A man mistook his friend for a turkey when he shot and killed him while they were hunting.
Synopsis of Rule of Law.
A convicted felon possession of a firearm can be inherently dangerous felony that serves as the predicate felony for felony murder.
A convicted felon, Robert Lee Hines (D) went hunting with a group of his friends and relatives. Towards dusk, Hines (D) shot at a turkey which he heard gobble about eighty feet away, only for it to be one of his friends, who later died from the gunshot. Hines (D) was charged by the state for felony murder by using a charge of a firearm by a convicted felon as a predicate felony supporting the felony-murder charge. During the trial, the court found that Hines (D) was drinking before and during the hunting party and he was aware that the other hunters were nearby but did not know exactly where they were. Hines (D) was convicted of felony murder by the jury but he appealed.
does the possession of a firearm by a convicted felon be inherently dangerous felony that serves as the predicate felony for felony murder?
(Fletcher, C.J.) Yes. A convicted felon possession of a firearm can be inherently dangerous felony that serves as the predicate felony for felony murder. The circumstances surrounding the case such as the intentional firing of the gun, drinking before and during the hunt, knowing that the potential victims were nearby and firing an unsafe shot all demonstrates that Hines’s (D) possession of a firearm as a convicted felon was an inherently dangerous activity that can support felony murder. The court affirmed the ruling.

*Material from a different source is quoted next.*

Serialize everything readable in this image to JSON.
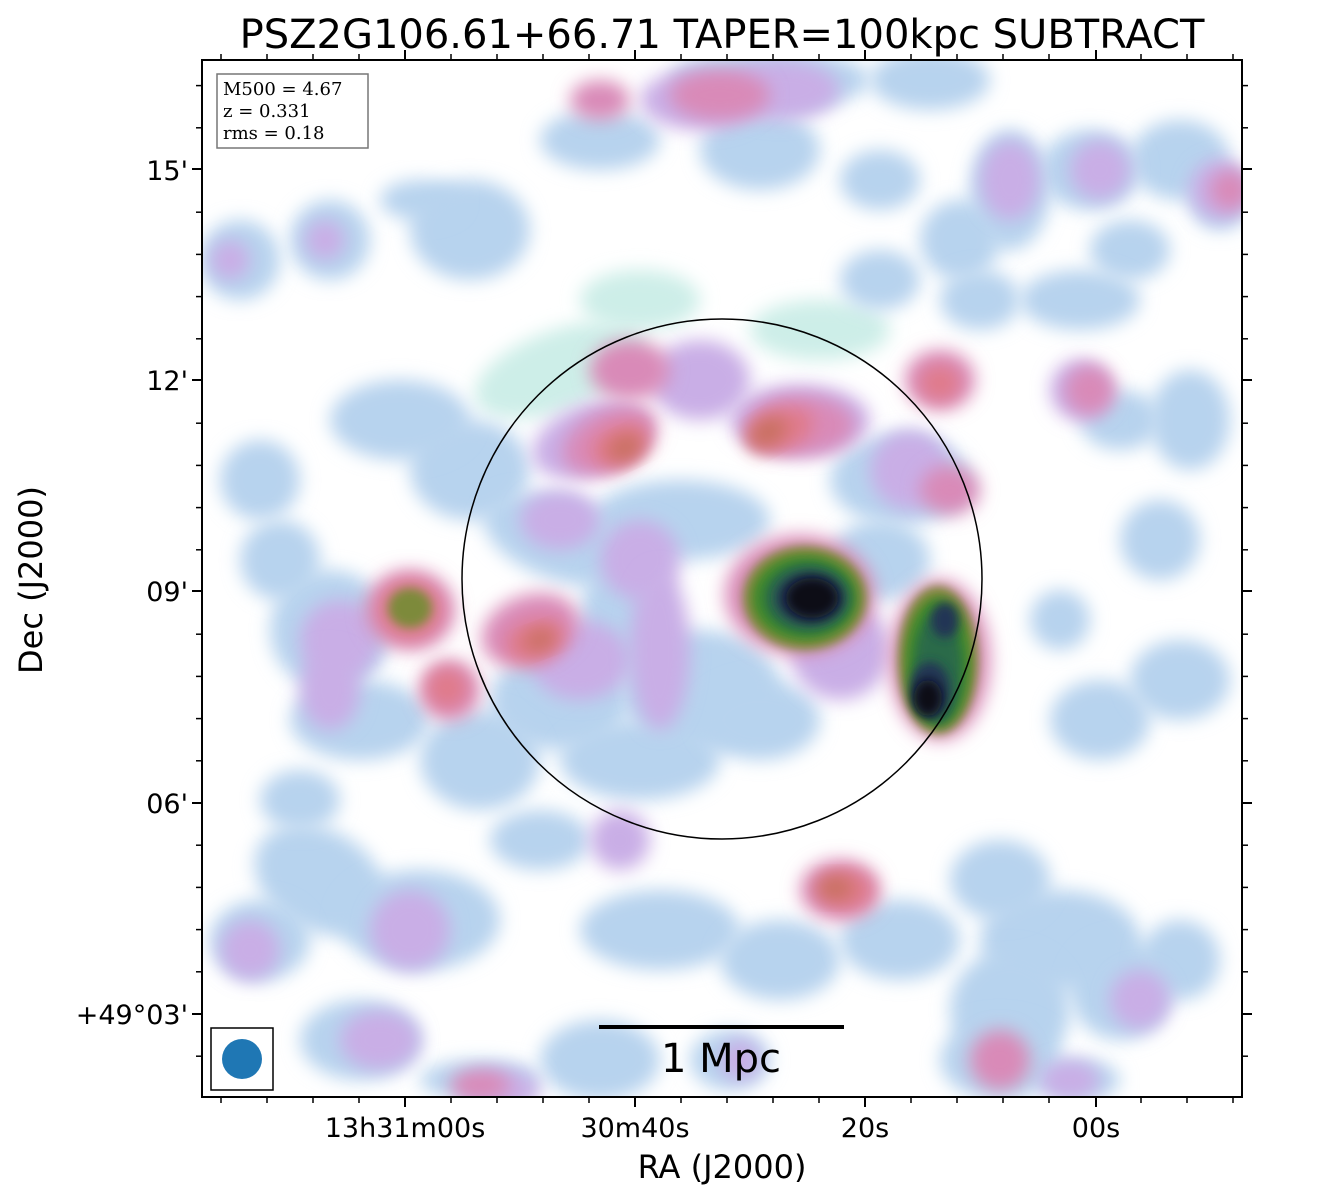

(Sears, J.) this case is quite different from Ford v State, 423 S.E. 2d 255 (Ga. 1992) which did not lay down a test for identifying inherently dangerous activities. The possession of firearm by Hines (D) was not an inherently dangerous activity but could be seen as negligent. Hence, for persons whose moral culpability warrants such severe punishment, the sentence of life in prison should be reserved.
subtle distinction not stated in the casebook excerpts is turned on by Hines (D). The possession of the firearm was not focused on by the majority or the dissent as it suggested they did, instead, the manner in which the defendant possessed the firearm was the focus of the justices.